Kadınlar için yalnız yolculuğa çıkmanın, tek başınalığın güvensizliği ve tekinsizliğine ilişkin yargılar eril stratejilerin imalarıyla pekişti. Bize bir kere daha kentlerdeki surların bizi korumadığı, bizi öldürdüğü gerçeği kaldı ve elbette kadınlara güvenli bir yaşam sunan kentler talebini özgürleşim mücadelesinde belirgin biçimde vurgulamanın gerekliği de... (İK/ÜD/ÇT)

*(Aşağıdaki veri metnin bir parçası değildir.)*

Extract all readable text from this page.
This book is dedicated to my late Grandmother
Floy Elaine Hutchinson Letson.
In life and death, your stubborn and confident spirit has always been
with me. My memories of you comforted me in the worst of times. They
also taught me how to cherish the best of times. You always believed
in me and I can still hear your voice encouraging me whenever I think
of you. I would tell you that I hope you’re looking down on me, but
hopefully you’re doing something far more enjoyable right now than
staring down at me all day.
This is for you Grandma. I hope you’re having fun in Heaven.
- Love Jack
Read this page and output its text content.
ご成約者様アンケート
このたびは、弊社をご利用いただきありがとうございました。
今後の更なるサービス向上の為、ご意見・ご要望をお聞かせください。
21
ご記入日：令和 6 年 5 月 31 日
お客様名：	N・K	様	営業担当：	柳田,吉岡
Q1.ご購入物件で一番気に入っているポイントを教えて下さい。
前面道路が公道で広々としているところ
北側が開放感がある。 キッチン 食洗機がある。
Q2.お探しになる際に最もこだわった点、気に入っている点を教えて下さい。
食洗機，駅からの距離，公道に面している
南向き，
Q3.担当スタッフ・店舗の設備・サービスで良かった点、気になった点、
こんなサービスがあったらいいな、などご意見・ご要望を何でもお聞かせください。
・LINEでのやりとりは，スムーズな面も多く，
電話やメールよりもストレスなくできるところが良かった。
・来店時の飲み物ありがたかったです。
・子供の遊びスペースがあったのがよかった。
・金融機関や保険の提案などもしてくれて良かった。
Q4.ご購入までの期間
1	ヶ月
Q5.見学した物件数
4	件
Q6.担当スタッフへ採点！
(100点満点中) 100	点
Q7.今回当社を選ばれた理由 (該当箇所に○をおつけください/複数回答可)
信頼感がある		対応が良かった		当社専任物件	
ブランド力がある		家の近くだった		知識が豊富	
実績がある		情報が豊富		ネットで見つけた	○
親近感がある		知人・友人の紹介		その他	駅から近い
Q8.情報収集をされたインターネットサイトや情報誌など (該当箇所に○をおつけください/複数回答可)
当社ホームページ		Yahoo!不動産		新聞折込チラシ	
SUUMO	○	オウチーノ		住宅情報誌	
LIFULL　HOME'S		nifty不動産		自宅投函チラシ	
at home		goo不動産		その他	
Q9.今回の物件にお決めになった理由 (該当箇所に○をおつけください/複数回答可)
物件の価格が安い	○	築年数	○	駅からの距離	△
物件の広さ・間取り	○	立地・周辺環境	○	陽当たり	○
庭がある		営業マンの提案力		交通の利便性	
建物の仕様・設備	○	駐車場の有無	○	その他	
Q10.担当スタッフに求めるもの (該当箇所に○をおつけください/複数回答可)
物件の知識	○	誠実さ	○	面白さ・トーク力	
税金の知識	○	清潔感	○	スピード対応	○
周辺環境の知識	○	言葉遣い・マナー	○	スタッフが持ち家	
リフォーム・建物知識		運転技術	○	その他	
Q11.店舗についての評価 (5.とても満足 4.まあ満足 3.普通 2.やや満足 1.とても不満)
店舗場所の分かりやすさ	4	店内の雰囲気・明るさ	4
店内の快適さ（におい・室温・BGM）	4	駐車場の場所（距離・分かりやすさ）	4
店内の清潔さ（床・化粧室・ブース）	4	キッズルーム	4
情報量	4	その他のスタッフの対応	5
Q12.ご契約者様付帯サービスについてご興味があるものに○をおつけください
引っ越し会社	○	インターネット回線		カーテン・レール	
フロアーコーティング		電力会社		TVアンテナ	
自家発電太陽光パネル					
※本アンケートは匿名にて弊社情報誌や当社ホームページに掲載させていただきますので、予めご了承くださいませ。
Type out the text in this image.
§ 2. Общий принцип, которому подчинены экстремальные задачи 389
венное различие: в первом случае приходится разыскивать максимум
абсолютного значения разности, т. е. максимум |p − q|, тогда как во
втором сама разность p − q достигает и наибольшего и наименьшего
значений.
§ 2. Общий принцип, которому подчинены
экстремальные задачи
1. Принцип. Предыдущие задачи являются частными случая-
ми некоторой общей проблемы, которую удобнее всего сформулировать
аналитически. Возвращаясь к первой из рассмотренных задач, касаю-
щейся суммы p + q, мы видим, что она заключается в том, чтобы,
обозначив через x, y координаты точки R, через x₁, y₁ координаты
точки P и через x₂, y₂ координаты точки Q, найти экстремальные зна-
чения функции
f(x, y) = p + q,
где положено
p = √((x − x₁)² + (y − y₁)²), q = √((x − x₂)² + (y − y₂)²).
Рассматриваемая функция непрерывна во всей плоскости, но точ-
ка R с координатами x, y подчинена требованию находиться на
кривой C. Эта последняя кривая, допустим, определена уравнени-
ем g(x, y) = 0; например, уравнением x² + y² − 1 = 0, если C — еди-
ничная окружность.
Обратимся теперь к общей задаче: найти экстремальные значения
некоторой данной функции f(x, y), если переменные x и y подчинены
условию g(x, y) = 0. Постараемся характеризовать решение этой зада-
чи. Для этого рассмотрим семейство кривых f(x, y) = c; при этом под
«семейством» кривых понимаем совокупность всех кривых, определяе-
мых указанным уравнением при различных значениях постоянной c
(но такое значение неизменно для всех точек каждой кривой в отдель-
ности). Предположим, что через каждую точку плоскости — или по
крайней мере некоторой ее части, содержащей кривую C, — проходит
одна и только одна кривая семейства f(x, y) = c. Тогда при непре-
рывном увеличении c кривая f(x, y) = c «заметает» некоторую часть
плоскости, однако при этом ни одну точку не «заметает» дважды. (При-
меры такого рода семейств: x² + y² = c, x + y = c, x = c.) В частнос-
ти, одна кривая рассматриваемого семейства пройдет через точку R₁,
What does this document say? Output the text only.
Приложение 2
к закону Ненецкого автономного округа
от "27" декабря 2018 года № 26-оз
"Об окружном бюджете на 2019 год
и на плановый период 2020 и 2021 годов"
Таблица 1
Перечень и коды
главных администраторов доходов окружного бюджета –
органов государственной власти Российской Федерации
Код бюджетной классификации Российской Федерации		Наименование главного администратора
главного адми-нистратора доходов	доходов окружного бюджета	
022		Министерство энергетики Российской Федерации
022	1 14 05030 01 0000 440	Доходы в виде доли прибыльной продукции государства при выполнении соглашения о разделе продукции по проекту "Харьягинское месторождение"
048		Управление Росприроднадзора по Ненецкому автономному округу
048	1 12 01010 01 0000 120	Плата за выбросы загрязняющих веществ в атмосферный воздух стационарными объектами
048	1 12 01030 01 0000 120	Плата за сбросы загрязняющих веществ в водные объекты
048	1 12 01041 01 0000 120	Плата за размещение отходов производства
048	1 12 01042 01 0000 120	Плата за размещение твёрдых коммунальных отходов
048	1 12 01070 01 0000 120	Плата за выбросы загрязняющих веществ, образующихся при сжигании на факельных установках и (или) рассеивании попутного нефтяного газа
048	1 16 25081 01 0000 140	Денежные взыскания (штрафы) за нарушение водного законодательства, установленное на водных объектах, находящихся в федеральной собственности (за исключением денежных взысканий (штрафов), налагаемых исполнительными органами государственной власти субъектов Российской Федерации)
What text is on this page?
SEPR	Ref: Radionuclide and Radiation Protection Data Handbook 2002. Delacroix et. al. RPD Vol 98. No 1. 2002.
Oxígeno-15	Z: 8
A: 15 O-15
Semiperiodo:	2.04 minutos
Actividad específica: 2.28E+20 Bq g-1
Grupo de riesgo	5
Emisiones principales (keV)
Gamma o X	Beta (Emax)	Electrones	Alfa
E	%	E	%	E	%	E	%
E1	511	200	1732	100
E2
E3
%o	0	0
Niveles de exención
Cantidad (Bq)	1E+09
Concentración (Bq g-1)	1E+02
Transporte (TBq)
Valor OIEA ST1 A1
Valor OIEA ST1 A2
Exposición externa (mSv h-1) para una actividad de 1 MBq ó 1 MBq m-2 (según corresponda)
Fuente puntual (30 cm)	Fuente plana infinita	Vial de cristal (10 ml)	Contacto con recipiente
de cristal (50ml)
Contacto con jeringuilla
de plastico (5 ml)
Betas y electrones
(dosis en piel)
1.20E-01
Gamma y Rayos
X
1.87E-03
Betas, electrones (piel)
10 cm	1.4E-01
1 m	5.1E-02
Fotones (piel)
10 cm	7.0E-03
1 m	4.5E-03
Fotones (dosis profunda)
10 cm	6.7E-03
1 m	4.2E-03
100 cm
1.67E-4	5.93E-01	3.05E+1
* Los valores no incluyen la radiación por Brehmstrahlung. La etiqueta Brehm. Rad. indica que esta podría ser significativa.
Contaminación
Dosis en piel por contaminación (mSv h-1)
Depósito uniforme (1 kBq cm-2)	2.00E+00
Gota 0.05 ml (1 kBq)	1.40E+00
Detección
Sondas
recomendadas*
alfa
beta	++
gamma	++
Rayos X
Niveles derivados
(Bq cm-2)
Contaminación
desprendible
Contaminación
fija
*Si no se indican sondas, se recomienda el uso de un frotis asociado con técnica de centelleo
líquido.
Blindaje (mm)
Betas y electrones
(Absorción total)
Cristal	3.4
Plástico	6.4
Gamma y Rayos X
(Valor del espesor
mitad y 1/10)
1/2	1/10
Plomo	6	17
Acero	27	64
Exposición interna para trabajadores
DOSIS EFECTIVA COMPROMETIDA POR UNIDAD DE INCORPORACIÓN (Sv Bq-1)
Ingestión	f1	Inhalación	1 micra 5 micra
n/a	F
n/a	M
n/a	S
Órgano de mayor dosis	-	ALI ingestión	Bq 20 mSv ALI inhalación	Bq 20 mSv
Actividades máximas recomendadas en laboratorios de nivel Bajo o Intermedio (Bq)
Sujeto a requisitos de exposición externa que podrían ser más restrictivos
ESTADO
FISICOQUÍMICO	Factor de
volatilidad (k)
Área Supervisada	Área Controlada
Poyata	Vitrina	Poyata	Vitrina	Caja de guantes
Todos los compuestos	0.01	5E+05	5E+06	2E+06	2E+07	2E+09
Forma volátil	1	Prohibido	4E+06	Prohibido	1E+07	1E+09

(1) Posta, "Affet Seni Koruyamadık", 14. 04. 2008, s. 15
(2) Milliyet, 20. 04. 2008, s. 1
(3) Yeni Asır, 13. 04. 2008, s. 17
(4) "Bu cinayet her yerde olabilir, Türkiye'yi suçlayamayız" Zaman, 13. 04. 2008, s. 1, İtalyan aileden duyarlı mesaj. Bu cinayet her yerde olabilir, Türkiye'yi suçlayamayız." Haberde, Pippa Bacca'nın annesinin "Türkler çok iyi insanlardır. Ama kızımı aracına alan kişi, onu öldürmeye niyetlenmiş bir sapık olmalı. Bu türden birine rastlanırsa yapılacak bir şey yok maalesef" açıklamasına da yer verilmiştir. "Konsolos: Suçluluk duygusunu bırakın" Hürriyet, 22 04 2008, s. 4,
(5) Örn. Bkz. Posta, "Yolculuk utançla bitti", 13. 04. 2008, s. 20.
(6) Özgür Kocaeli, "Ergenekon'u bırak, Pippa davasına bak", 05. 11. 2008, Milliyet, "Pippa'nın katili ifade değiştirdi", 05. 11. 2008, s.5
(7) "En son Beyoğlu'nda görüldü", Radikal, 29.01.2013
(8) "ABD'li Sarai'yi misafir eden Türk konuştu", Radikal, 28.01.2013
(9) Radikal, 30.01.2013
(10) Radikal, 28.01.2013
* İlkay Kara ve Ülkü Doğanay, Ankara Üniversitesi İletişim Fakültesi.